Ray Allen, mon nom est Personne

Ray Allen a traversé deux générations sans jamais se mettre en avant. Portrait d’un artiste bientôt détrôné qui a laissé son œuvre parler pour lui.

Ray Allen, mon nom est Personne

Loup solitaire

Quelle ironie que ce soit justement Iverson qui lui ait barré l’accès à la consécration. AI, l’anti-Allen, au jeu aussi chaotique que celui de Ray est sous contrôle, aux émotions aussi à fleur de peau que celles de Ray sont soigneusement enfouies, à la personnalité aussi étalée au grand public que celle de Ray est jalousement gardée privée.

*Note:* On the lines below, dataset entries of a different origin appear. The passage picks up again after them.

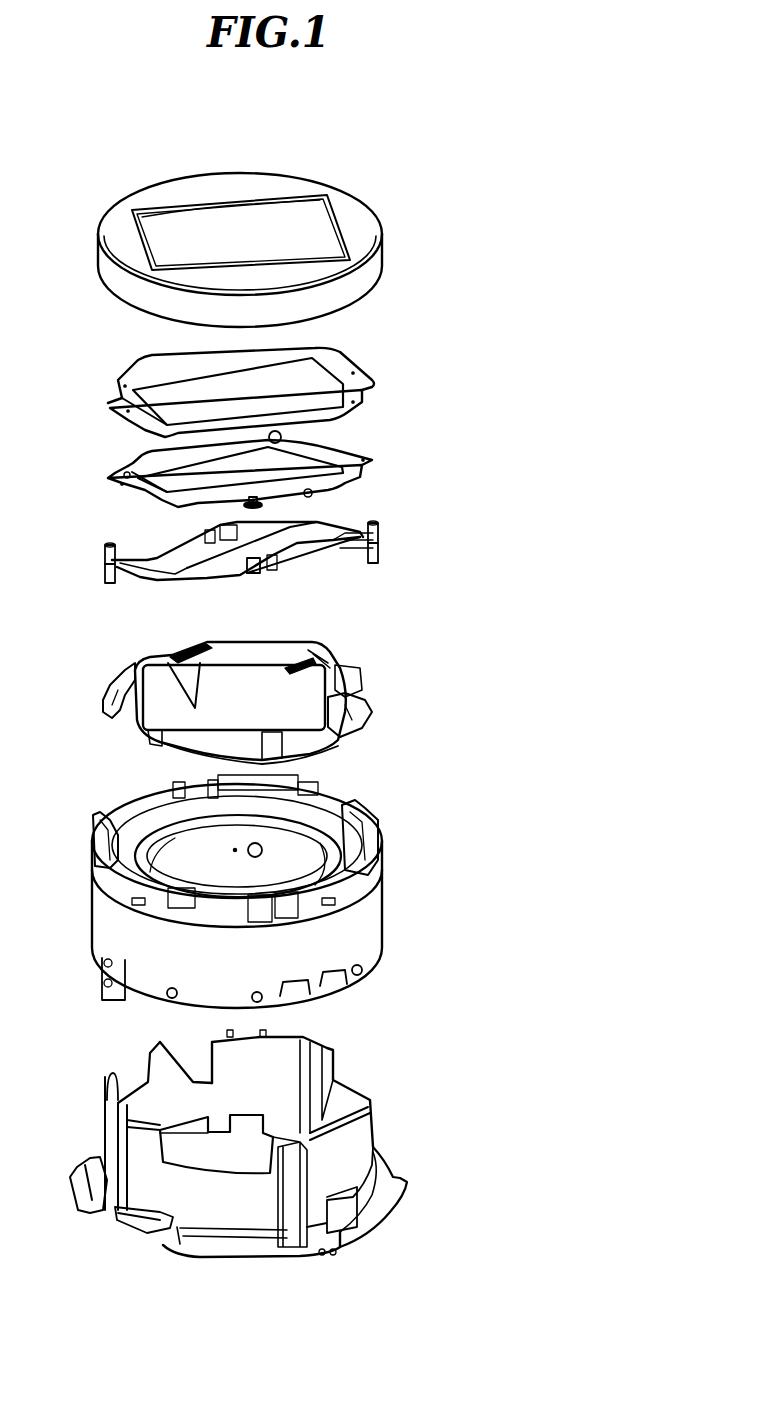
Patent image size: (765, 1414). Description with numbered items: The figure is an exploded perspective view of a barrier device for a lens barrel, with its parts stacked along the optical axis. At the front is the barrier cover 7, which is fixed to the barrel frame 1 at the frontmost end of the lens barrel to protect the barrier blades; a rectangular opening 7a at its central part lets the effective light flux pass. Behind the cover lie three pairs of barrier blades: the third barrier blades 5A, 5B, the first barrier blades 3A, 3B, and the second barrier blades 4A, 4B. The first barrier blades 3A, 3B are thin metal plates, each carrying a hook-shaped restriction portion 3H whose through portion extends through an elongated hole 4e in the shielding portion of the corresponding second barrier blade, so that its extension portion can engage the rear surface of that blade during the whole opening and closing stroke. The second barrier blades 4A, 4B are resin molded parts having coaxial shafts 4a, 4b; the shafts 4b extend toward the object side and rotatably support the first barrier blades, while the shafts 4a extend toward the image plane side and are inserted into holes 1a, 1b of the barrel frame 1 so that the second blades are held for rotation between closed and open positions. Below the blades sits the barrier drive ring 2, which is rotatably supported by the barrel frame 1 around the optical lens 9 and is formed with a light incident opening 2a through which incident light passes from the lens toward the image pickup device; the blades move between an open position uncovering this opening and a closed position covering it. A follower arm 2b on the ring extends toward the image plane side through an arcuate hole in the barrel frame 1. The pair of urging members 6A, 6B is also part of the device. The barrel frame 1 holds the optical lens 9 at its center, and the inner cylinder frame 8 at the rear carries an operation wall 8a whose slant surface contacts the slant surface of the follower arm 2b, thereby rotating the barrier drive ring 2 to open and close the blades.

The barrier cover 7 is at (355, 218).
The rectangular opening 7a is at (211, 211).
The third barrier blade 5A is at (348, 408).
The third barrier blade 5B is at (145, 372).
The first barrier blade 3A is at (333, 474).
The first barrier blade 3B is at (140, 466).
The restriction portion 3H is at (262, 508).
The second barrier blade 4A is at (303, 542).
The second barrier blade 4B is at (175, 557).
The shaft 4a is at (106, 578).
The shaft 4b is at (106, 550).
The elongated hole 4e is at (258, 571).
The barrier drive ring 2 is at (290, 655).
The light incident opening 2a is at (238, 674).
The follower arm 2b is at (180, 700).
The urging member 6A is at (108, 692).
The urging member 6B is at (362, 706).
The barrel frame 1 is at (363, 915).
The hole 1a is at (97, 870).
The hole 1b is at (373, 847).
The optical lens 9 is at (306, 845).
The inner cylinder frame 8 is at (350, 1147).
The operation wall 8a is at (187, 1045).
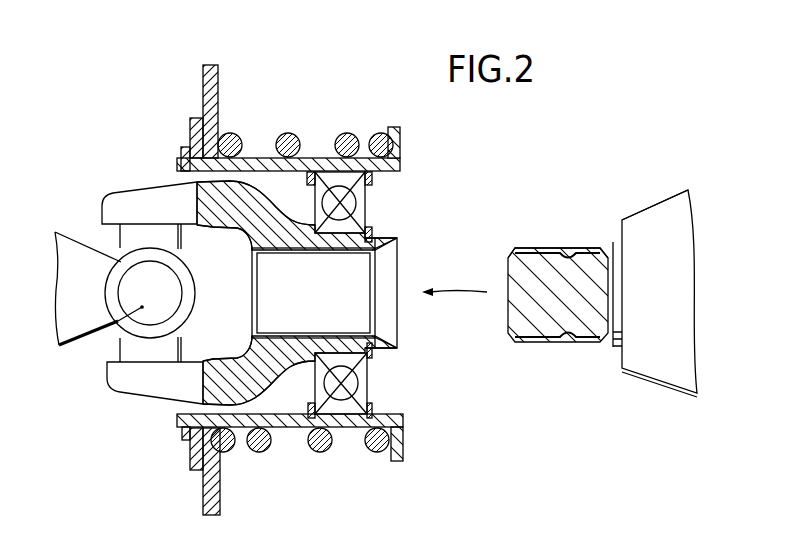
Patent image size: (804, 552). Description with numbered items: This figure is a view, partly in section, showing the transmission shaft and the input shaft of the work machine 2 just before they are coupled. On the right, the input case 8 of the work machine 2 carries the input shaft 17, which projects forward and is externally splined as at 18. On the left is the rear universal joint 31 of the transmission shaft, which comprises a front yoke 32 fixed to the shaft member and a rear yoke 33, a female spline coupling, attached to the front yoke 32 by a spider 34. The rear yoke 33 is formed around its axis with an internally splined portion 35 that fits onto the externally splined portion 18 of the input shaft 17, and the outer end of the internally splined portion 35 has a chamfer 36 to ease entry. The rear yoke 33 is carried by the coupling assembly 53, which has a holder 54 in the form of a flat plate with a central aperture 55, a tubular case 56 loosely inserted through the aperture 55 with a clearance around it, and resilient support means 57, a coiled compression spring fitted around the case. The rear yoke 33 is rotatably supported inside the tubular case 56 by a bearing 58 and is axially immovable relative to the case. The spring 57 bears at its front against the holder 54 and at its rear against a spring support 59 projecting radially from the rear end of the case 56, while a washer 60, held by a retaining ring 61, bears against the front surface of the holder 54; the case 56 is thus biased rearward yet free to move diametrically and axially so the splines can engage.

The work machine 2 is at (657, 178).
The input case 8 is at (667, 355).
The input shaft 17 is at (587, 323).
The externally splined portion 18 is at (545, 248).
The rear universal joint 31 is at (107, 186).
The front yoke 32 is at (70, 314).
The rear yoke 33 is at (254, 349).
The spider 34 is at (112, 330).
The internally splined portion 35 is at (332, 255).
The chamfer 36 is at (395, 243).
The coupling assembly 53 is at (306, 92).
The holder 54 is at (218, 96).
The aperture 55 is at (221, 149).
The tubular case 56 is at (345, 422).
The resilient support means 57 is at (299, 143).
The bearing 58 is at (370, 203).
The spring support 59 is at (403, 440).
The washer 60 is at (197, 470).
The retaining ring 61 is at (182, 436).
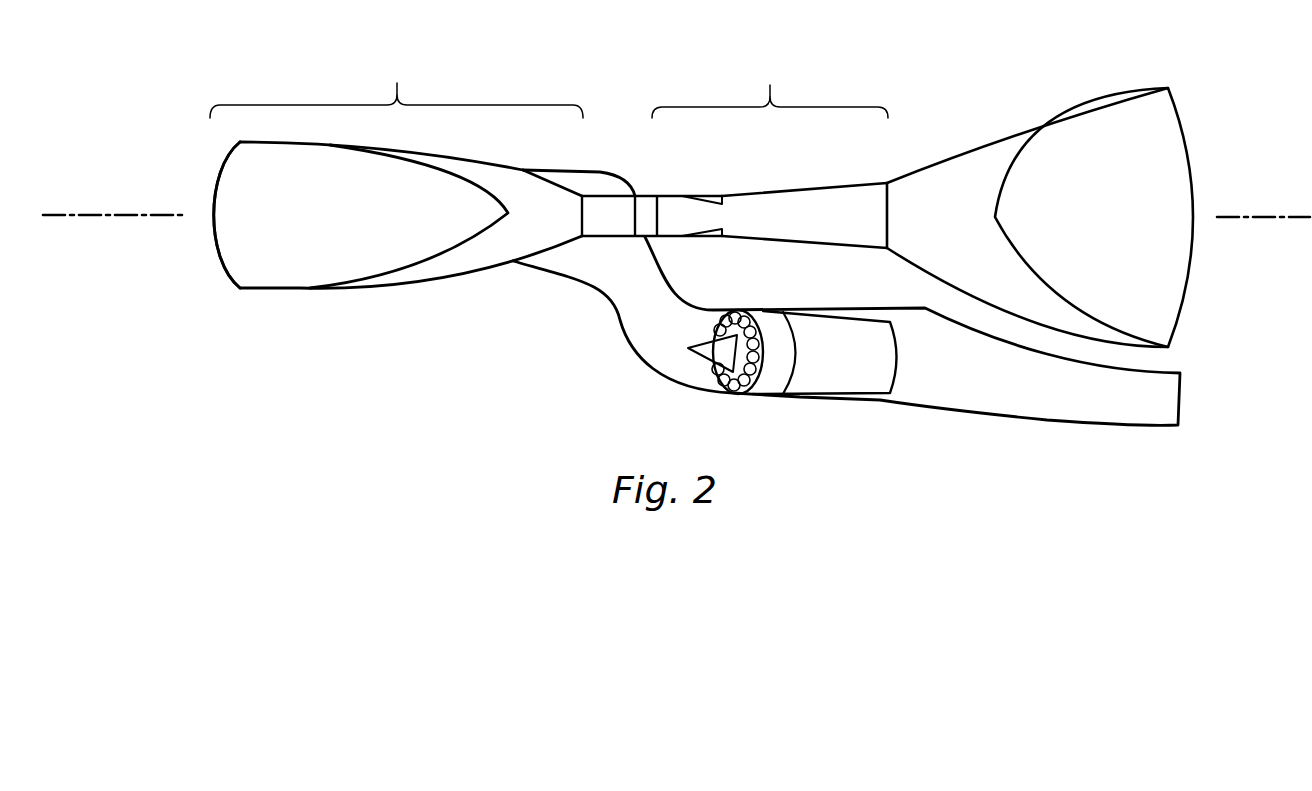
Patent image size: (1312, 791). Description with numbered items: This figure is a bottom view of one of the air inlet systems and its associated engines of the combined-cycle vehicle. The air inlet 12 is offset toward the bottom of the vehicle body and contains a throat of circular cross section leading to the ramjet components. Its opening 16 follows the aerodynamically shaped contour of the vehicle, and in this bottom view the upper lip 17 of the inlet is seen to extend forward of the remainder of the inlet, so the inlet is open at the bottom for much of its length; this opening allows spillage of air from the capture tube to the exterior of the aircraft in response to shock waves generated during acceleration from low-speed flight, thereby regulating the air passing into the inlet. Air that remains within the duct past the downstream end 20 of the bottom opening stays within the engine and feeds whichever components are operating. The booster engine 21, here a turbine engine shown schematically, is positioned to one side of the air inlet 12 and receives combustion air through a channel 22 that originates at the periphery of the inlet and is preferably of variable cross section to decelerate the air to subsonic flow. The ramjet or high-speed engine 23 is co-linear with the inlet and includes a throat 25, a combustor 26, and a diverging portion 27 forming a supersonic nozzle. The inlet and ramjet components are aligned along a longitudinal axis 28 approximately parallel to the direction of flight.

Dès la NCAA, ces deux-là étaient sans cesse comparés. Iverson, symbole de la dureté de Georgetown et du génie de John Thompson pour sortir des joueurs de la misère et en faire des Hommes, des vrais ; Ray Allen fer de lance de Connecticut, toujours placé mais probablement trop gentil pour être jamais gagnant.

« Avec Iverson, ça a l’air difficile », avoue Jim Calhoun, le coach de UConn, à Sports Illustrated en mars 1996.

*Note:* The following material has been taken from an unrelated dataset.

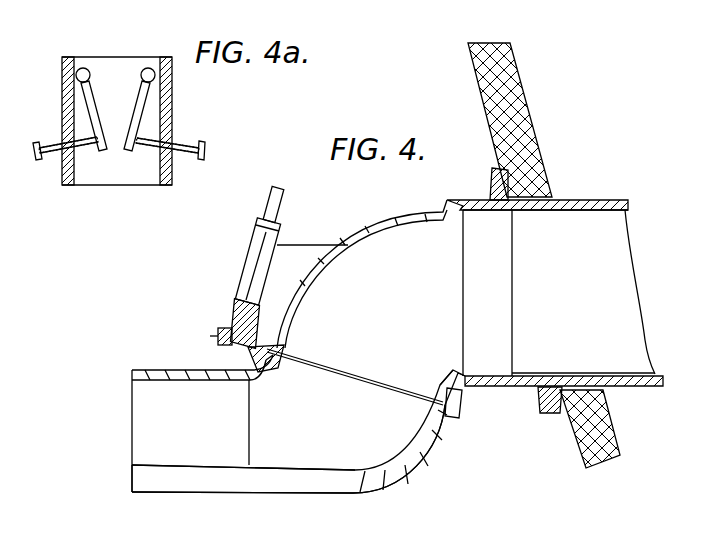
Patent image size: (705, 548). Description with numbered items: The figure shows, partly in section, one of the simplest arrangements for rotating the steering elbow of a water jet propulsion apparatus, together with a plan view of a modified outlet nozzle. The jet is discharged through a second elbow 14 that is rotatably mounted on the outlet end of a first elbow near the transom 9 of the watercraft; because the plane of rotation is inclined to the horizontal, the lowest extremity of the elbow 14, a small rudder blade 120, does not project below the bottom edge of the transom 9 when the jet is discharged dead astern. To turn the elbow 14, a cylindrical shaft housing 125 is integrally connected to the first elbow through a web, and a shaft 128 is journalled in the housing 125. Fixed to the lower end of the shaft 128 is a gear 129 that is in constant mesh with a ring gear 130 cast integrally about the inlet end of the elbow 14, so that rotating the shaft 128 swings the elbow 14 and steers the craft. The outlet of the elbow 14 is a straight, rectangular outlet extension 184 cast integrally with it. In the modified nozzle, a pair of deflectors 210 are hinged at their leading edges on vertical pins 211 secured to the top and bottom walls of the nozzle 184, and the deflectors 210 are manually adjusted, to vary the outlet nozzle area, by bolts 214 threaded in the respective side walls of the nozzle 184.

« Avec Ray, ça a l’air facile. »

Trop, à en juger les commentaires de George Karl quelques années plus tard. Calhoun, lui, n’y voit pas un signe de faiblesse.

« Il est indépendant, mais vraiment bienveillant. Il est motivé, mais pas obsédé. C'est quelqu'un d'orgueilleux, mais d'humble également. J’apprends tout le temps de nouvelles choses sur lui. »

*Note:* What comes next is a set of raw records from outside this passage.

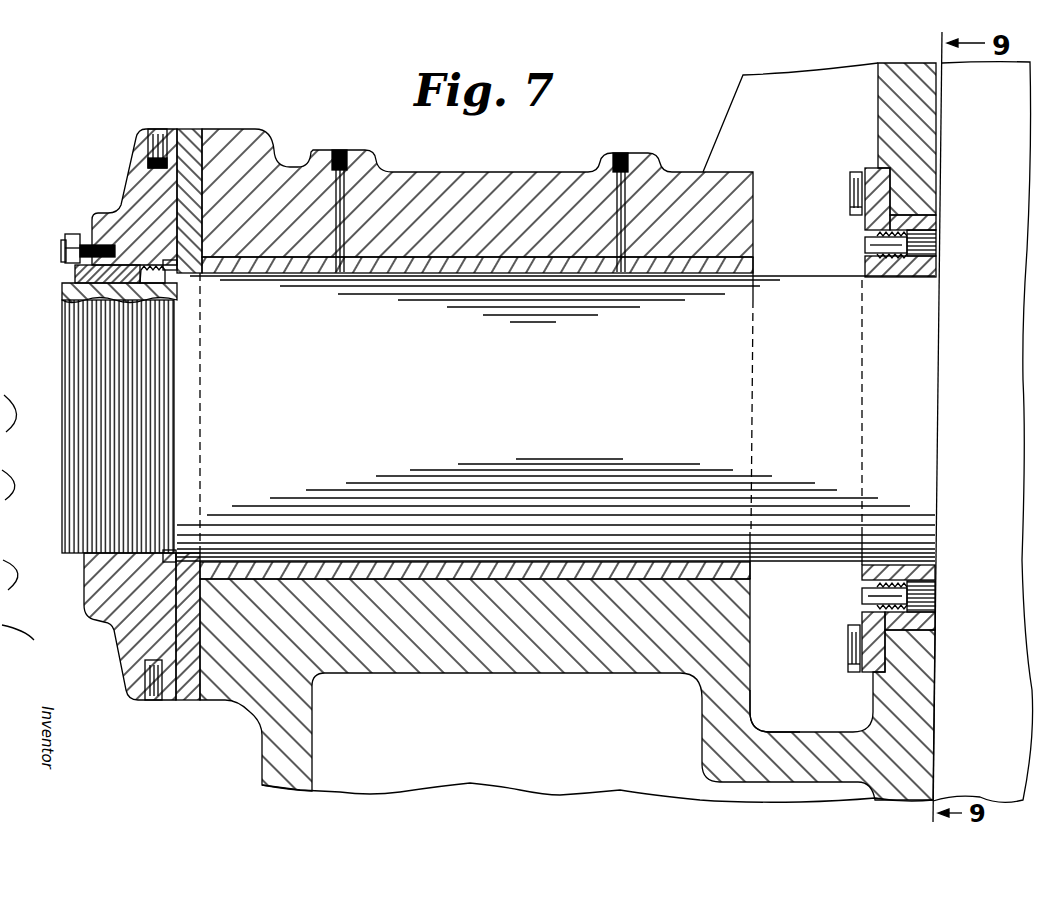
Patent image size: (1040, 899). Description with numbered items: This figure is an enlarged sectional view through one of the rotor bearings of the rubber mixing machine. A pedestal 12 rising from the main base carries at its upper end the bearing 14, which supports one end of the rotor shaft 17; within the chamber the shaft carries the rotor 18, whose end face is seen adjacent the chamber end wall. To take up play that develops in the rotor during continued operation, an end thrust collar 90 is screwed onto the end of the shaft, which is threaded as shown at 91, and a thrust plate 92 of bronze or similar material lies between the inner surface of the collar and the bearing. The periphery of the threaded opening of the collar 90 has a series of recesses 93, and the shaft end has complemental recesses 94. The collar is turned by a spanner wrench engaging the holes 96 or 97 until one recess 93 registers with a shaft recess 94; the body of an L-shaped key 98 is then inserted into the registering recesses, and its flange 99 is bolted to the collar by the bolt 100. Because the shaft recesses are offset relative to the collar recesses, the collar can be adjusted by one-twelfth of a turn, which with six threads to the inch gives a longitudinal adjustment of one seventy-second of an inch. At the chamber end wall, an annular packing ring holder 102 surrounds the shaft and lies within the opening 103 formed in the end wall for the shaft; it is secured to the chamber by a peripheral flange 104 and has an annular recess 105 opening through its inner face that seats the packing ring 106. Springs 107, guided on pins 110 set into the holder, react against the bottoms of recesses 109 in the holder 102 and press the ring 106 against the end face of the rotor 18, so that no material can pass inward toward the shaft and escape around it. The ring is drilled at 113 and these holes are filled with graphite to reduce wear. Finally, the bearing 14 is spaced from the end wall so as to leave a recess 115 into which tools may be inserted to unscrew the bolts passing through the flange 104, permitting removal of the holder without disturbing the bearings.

The pedestal 12 is at (482, 770).
The bearing 14 is at (548, 178).
The rotor shaft 17 is at (544, 397).
The rotor 18 is at (989, 339).
The end thrust collar 90 is at (135, 165).
The threads 91 is at (72, 385).
The thrust plate 92 is at (192, 137).
The recess 93 is at (163, 268).
The recess 94 is at (68, 280).
The hole 96 is at (160, 133).
The hole 97 is at (158, 702).
The L-shaped key 98 is at (120, 272).
The flange 99 is at (78, 235).
The bolt 100 is at (66, 253).
The packing ring holder 102 is at (867, 267).
The opening 103 is at (920, 214).
The peripheral flange 104 is at (875, 176).
The annular recess 105 is at (928, 622).
The packing ring 106 is at (933, 596).
The spring 107 is at (873, 590).
The recess 109 is at (872, 611).
The pin 110 is at (868, 242).
The drill hole 113 is at (938, 248).
The recess 115 is at (753, 697).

En gros, Ray est un gars discret et équilibré, le prototype, comme Tim Duncan, du gars qui ne fait rêver personne et qui, par conséquent, ne fait pas vendre. Pourtant, chez les Huskies comme dans ses premières années en NBA, il avait tout pour être présenté comme l’un des joueurs les plus excitants du pays.

« Être en contrôle est essentiellement le programme de ma vie »

Un tir exceptionnellement soyeux, un arsenal offensif complet, une compréhension impeccable du jeu qui l’a toujours poussé à ne prendre (presque) que des bons tirs (à part au All-Star Game où il se transformait chaque année en trou noir) et, cerise sur le sundae, un flair pour le spectaculaire, au grand dam de George Karl, probablement écœuré du show par son passage à Seattle, mais pour le plus grand plaisir des amateurs de Top 10 de la fin des années 90.

Statistiquement, stylistiquement, il n’a rien à envier aux jeunes stars de sa génération. À Milwaukee ses performances sont remarquables et, à Seattle, après son transfert en 2003 contre les cordes vocales de Gary Payton, il franchit encore un cap, au point d’exploser le record de tirs à trois-points sur une saison, le vrai, pas la version tronquée de Dennis Scott.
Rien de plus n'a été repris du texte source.